The sum of the coefficients is clearly (2^16 + (-1)^16)/2.= (2^16 + 1)/2.
Consider g(1) = f(1)^16 This will consist of the sum of the even degree coefficients and the sum of odd degree coefficients.. Now consider g(-1) = f(-1)^16. This will consist of the sum of the even degree coefficients and the negative of the sum of the odd degree coefficients. Add g(1) and g(-1). This will eliminate the odd degree coefficients, but will leave twice the sum of the even degree coefficients. Hence to get the sum of the even degree coefficients you need:
(g(1) + g(-1))/2 or (f(1)^16 + f(-1)^16)/2
Thanks very much Alan,
It took me a while to work out what you were saying but I have it all sorted now.
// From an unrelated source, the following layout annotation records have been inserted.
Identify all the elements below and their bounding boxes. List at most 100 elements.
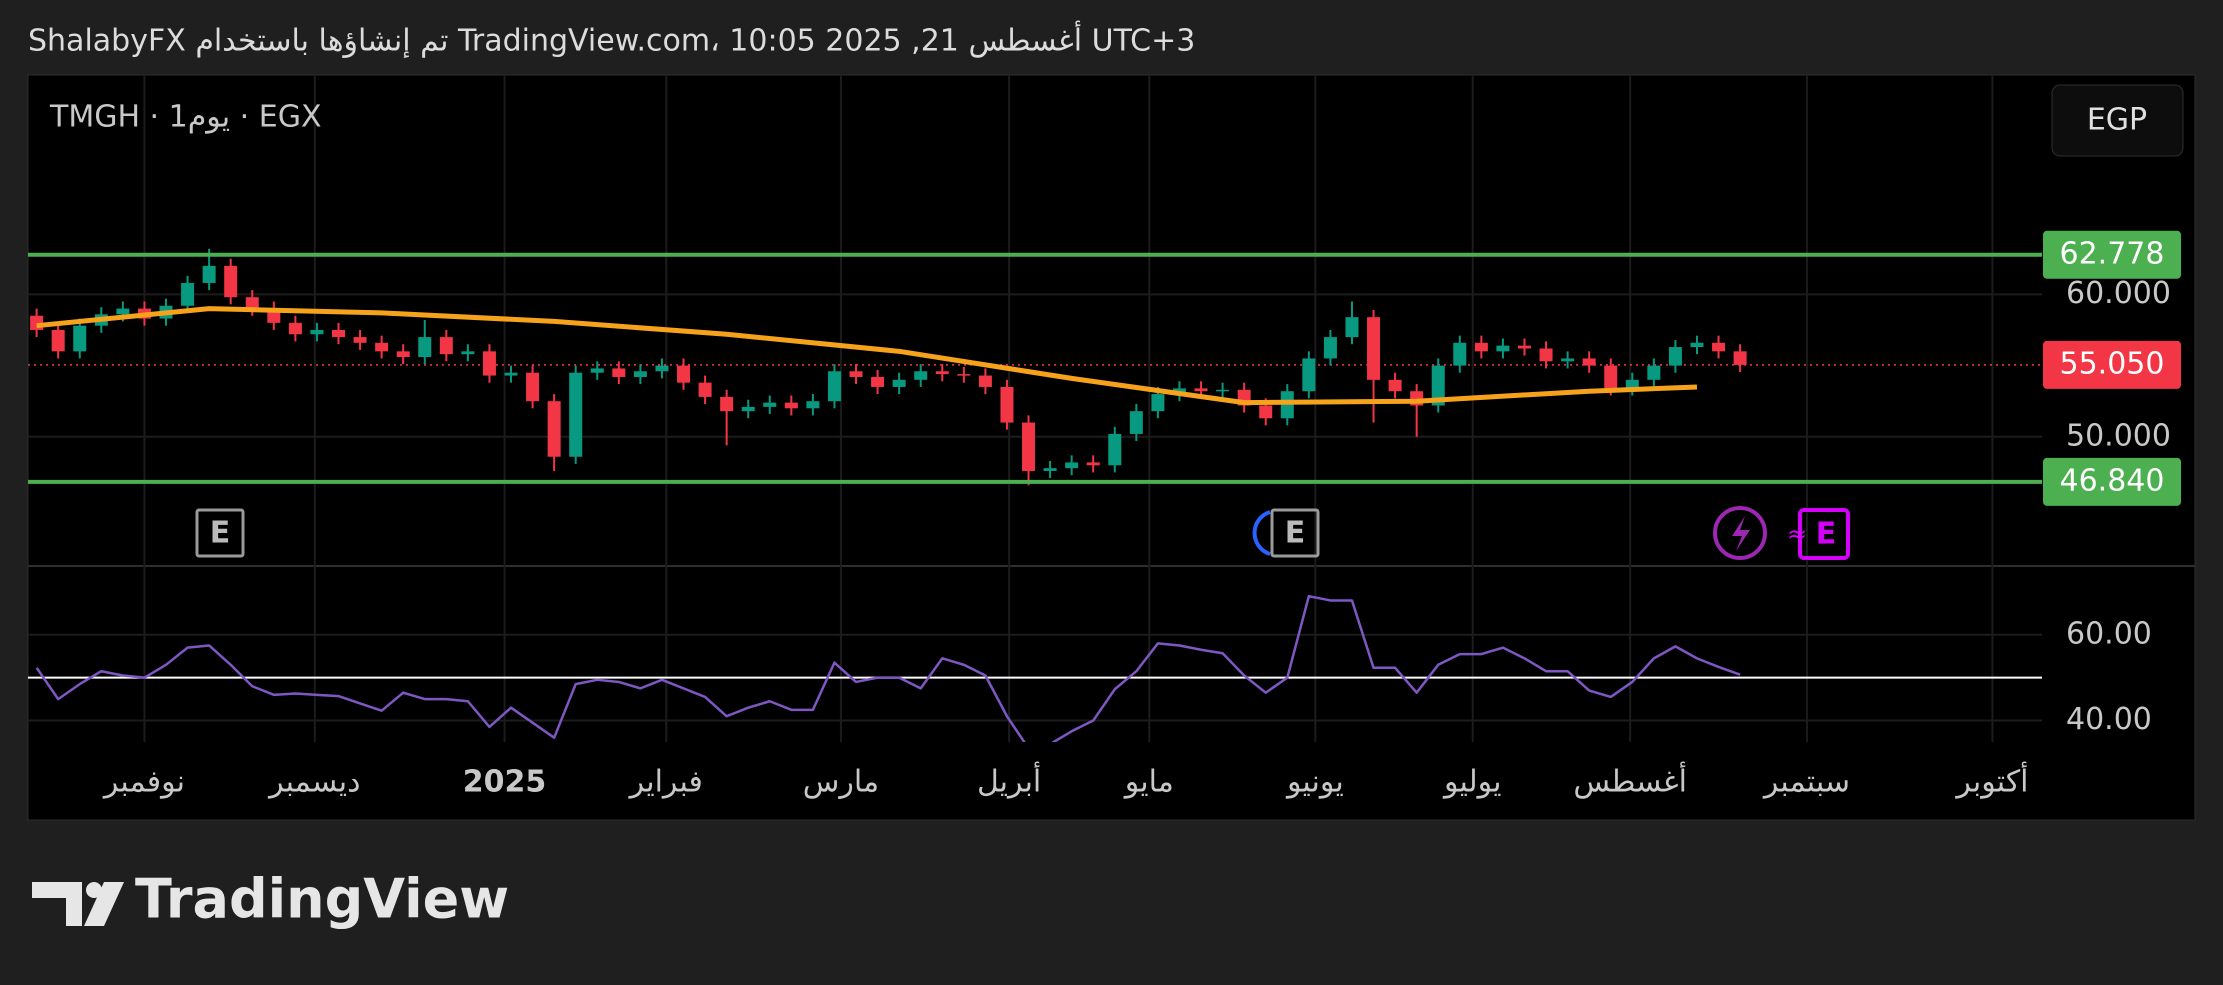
candle-body	[1194, 388, 1208, 392]
candle-body	[633, 371, 647, 377]
candle-body	[1259, 405, 1273, 419]
candle-body	[1367, 317, 1381, 380]
candle-body	[202, 265, 216, 283]
candle-body	[1474, 342, 1488, 352]
marks	[28, 248, 2042, 742]
y-tick-label: 50.000	[2066, 418, 2171, 453]
candle-body	[1086, 462, 1100, 466]
candle-body	[720, 396, 734, 412]
upcoming-earnings-icon[interactable]: E ≈	[1787, 508, 1850, 560]
candle-body	[935, 371, 949, 375]
candle-body	[439, 337, 453, 355]
candle-body	[1496, 345, 1510, 352]
candle-body	[332, 329, 346, 338]
x-tick-label: سبتمبر	[1762, 765, 1850, 800]
candle-body	[116, 308, 130, 315]
price-pane	[28, 248, 2042, 486]
candle-body	[1323, 337, 1337, 359]
x-tick-label: 2025	[463, 765, 547, 800]
candle-body	[375, 342, 389, 352]
y-tick-label: 60.000	[2066, 276, 2171, 311]
candle-body	[784, 402, 798, 409]
candle-body	[1690, 342, 1704, 348]
moving-average	[36, 306, 1698, 406]
candle-body	[461, 351, 475, 355]
level-label: 46.840	[2060, 463, 2165, 498]
y-tick-label: 60.00	[2066, 616, 2152, 651]
candle-body	[827, 371, 841, 402]
earnings-icon[interactable]: E	[1252, 508, 1320, 558]
brand-logo	[32, 882, 124, 926]
candle-body	[1043, 468, 1057, 471]
candle-body	[1604, 365, 1618, 389]
candle-body	[224, 265, 238, 298]
candle-body	[1216, 389, 1230, 392]
level-label: 62.778	[2060, 236, 2165, 271]
x-tick-label: فبراير	[628, 765, 703, 800]
level-label-box	[2043, 457, 2181, 506]
candle-body	[1517, 345, 1531, 349]
rsi-line	[35, 594, 1741, 742]
candle-body	[1431, 365, 1445, 406]
x-tick-label: أكتوبر	[1954, 761, 2028, 800]
candle-body	[418, 337, 432, 358]
candle-body	[871, 376, 885, 387]
candle-body	[612, 368, 626, 377]
candle-body	[482, 351, 496, 376]
earnings-icon[interactable]: E	[195, 508, 245, 558]
candle-body	[978, 375, 992, 387]
candle-body	[1022, 422, 1036, 471]
header-title: ShalabyFX تم إنشاؤها باستخدام TradingVie…	[28, 20, 1195, 59]
candle-body	[310, 329, 324, 335]
x-tick-label: مارس	[803, 765, 879, 800]
currency-label[interactable]: EGP	[2087, 103, 2147, 138]
svg-text:E: E	[1816, 517, 1837, 552]
x-tick-label: مايو	[1123, 765, 1174, 800]
candle-body	[526, 372, 540, 402]
candle-body	[504, 372, 518, 376]
candle-body	[655, 365, 669, 372]
dividend-icon[interactable]	[1713, 506, 1767, 560]
currency-button[interactable]	[2051, 84, 2184, 157]
candle-body	[547, 401, 561, 457]
candle-body	[677, 365, 691, 383]
candle-body	[1065, 462, 1079, 469]
candle-body	[914, 371, 928, 380]
candle-body	[1561, 358, 1575, 362]
candle-body	[1151, 394, 1165, 412]
candle-body	[1539, 348, 1553, 362]
rsi-pane	[28, 594, 2042, 742]
candle-body	[698, 382, 712, 397]
candle-body	[181, 282, 195, 306]
candle-body	[1453, 342, 1467, 366]
svg-text:E: E	[1285, 516, 1306, 551]
symbol-title: TMGH · يوم1 · EGX	[49, 100, 322, 135]
svg-text:E: E	[210, 516, 231, 551]
x-tick-label: يوليو	[1442, 765, 1502, 800]
candle-body	[1388, 379, 1402, 392]
candle-body	[1668, 347, 1682, 366]
candle-body	[51, 329, 65, 352]
candle-body	[1108, 433, 1122, 466]
candle-body	[806, 401, 820, 409]
candle-body	[1302, 358, 1316, 392]
x-tick-label: يونيو	[1285, 765, 1344, 800]
last-price-box	[2043, 340, 2181, 389]
candle-body	[763, 402, 777, 407]
brand-name: TradingView	[135, 868, 509, 931]
last-price-label: 55.050	[2060, 346, 2165, 381]
candle-body	[1345, 317, 1359, 338]
x-tick-label: نوفمبر	[102, 765, 185, 800]
candle-body	[245, 297, 259, 309]
candle-body	[1625, 379, 1639, 389]
candle-body	[741, 406, 755, 412]
candle-body	[288, 322, 302, 335]
candle-body	[1129, 411, 1143, 434]
level-label-box	[2043, 230, 2181, 279]
candle-body	[1733, 351, 1747, 365]
candle-body	[1582, 358, 1596, 366]
x-tick-label: أبريل	[977, 761, 1041, 800]
candle-body	[1712, 342, 1726, 352]
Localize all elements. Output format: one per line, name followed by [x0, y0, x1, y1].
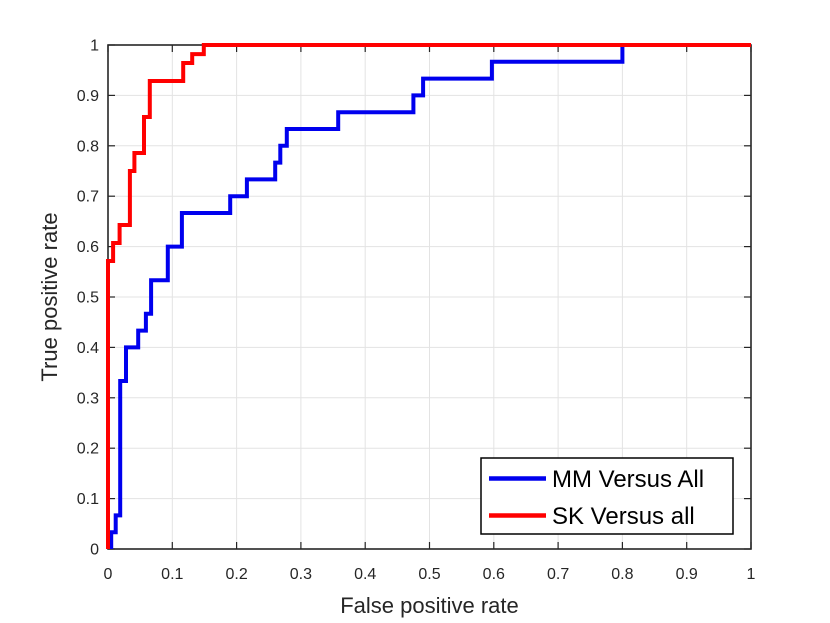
- y-tick-label: 0.1: [77, 491, 99, 508]
- x-tick-label: 0.8: [611, 566, 633, 583]
- x-axis-title: False positive rate: [340, 593, 519, 618]
- x-tick-label: 0.3: [290, 566, 312, 583]
- legend-entry-sk: SK Versus all: [489, 503, 695, 530]
- roc-curve-mm-versus-all: [109, 43, 751, 549]
- x-tick-label: 0: [104, 566, 113, 583]
- legend-label-mm: MM Versus All: [552, 466, 704, 493]
- legend-label-sk: SK Versus all: [552, 503, 695, 530]
- gridlines: [108, 45, 751, 549]
- y-tick-label: 0: [90, 542, 99, 559]
- y-tick-label: 0.3: [77, 390, 99, 407]
- roc-curves: [106, 43, 751, 549]
- y-tick-label: 1: [90, 38, 99, 55]
- x-tick-label: 0.4: [354, 566, 376, 583]
- y-axis-title: True positive rate: [37, 212, 62, 381]
- y-tick-label: 0.9: [77, 88, 99, 105]
- y-tick-label: 0.7: [77, 189, 99, 206]
- x-tick-label: 0.6: [483, 566, 505, 583]
- x-tick-label: 0.7: [547, 566, 569, 583]
- legend-entry-mm: MM Versus All: [489, 466, 704, 493]
- x-tick-label: 0.1: [161, 566, 183, 583]
- x-tick-label: 0.5: [418, 566, 440, 583]
- tick-labels: 0 0.1 0.2 0.3 0.4 0.5 0.6 0.7 0.8 0.9 1 0 0.1 0.2 0.3 0…: [77, 38, 756, 584]
- x-tick-label: 0.9: [676, 566, 698, 583]
- legend: MM Versus All SK Versus all: [480, 457, 734, 535]
- x-tick-label: 0.2: [225, 566, 247, 583]
- y-tick-label: 0.8: [77, 138, 99, 155]
- y-tick-label: 0.4: [77, 340, 99, 357]
- y-tick-label: 0.2: [77, 441, 99, 458]
- y-tick-label: 0.5: [77, 290, 99, 307]
- y-tick-label: 0.6: [77, 239, 99, 256]
- roc-curve-sk-versus-all: [106, 43, 751, 549]
- legend-box: [480, 457, 734, 535]
- x-tick-label: 1: [747, 566, 756, 583]
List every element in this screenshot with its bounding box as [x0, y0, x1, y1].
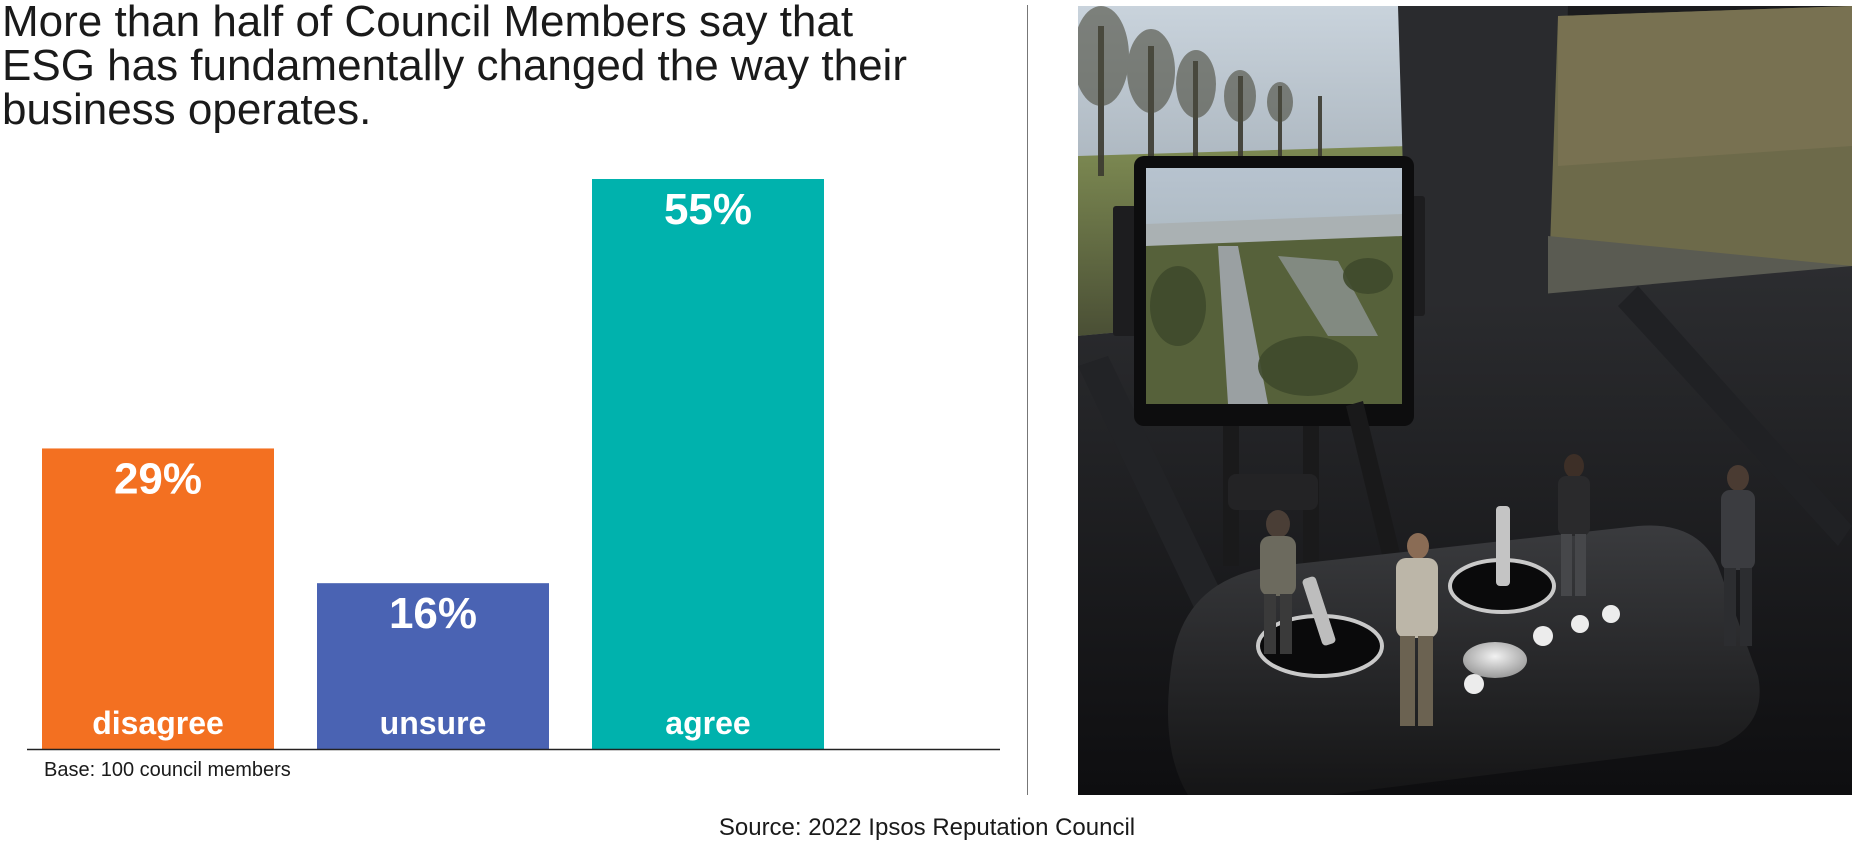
- category-label-disagree: disagree: [92, 705, 224, 741]
- value-label-agree: 55%: [664, 185, 752, 234]
- title-line-3: business operates.: [2, 85, 372, 134]
- category-label-agree: agree: [665, 705, 750, 741]
- category-label-unsure: unsure: [380, 705, 487, 741]
- figurine-far-right: [1721, 465, 1755, 646]
- title-line-2: ESG has fundamentally changed the way th…: [2, 41, 907, 90]
- figurine-right-center: [1558, 454, 1590, 596]
- bar-chart: 29% disagree 16% unsure 55% agree: [27, 179, 1000, 751]
- source-note: Source: 2022 Ipsos Reputation Council: [718, 814, 1136, 841]
- title-line-1: More than half of Council Members say th…: [2, 0, 854, 46]
- vertical-divider: [1027, 5, 1028, 795]
- bar-agree: [592, 179, 824, 749]
- figurine-left: [1260, 510, 1296, 654]
- chart-title: More than half of Council Members say th…: [2, 0, 1002, 132]
- photo-illustration: [1078, 6, 1852, 795]
- drone-controller-photo: [1078, 6, 1852, 795]
- figurine-center: [1396, 533, 1438, 726]
- base-note: Base: 100 council members: [44, 759, 291, 781]
- bar-unsure: [317, 583, 549, 749]
- bars-group: 29% disagree 16% unsure 55% agree: [42, 179, 824, 749]
- value-label-disagree: 29%: [114, 454, 202, 503]
- bar-disagree: [42, 448, 274, 749]
- value-label-unsure: 16%: [389, 589, 477, 638]
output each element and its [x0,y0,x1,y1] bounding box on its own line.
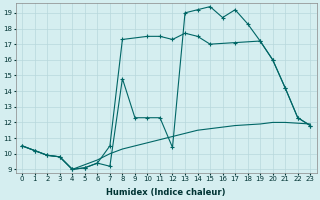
X-axis label: Humidex (Indice chaleur): Humidex (Indice chaleur) [107,188,226,197]
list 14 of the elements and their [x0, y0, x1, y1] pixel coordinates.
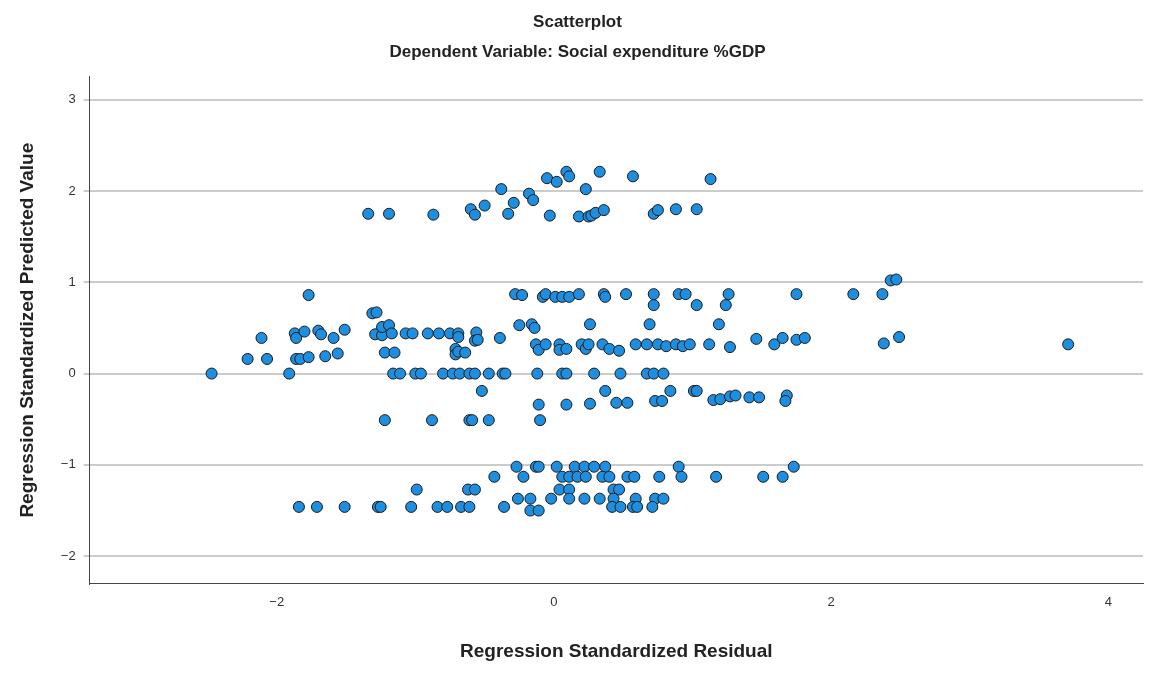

I never would have thought to do that!
Have you worked it out mathmathj28?
If so what answer did you finally get?
Thank you so much for the help Alan!! I didn't think of doing that before but I understand why that is helpful now.
If my work is correct, the sum of the coefficients of the terms in g(x) that have even degree is 21,556,128.5
Thanks again for helping me solve this!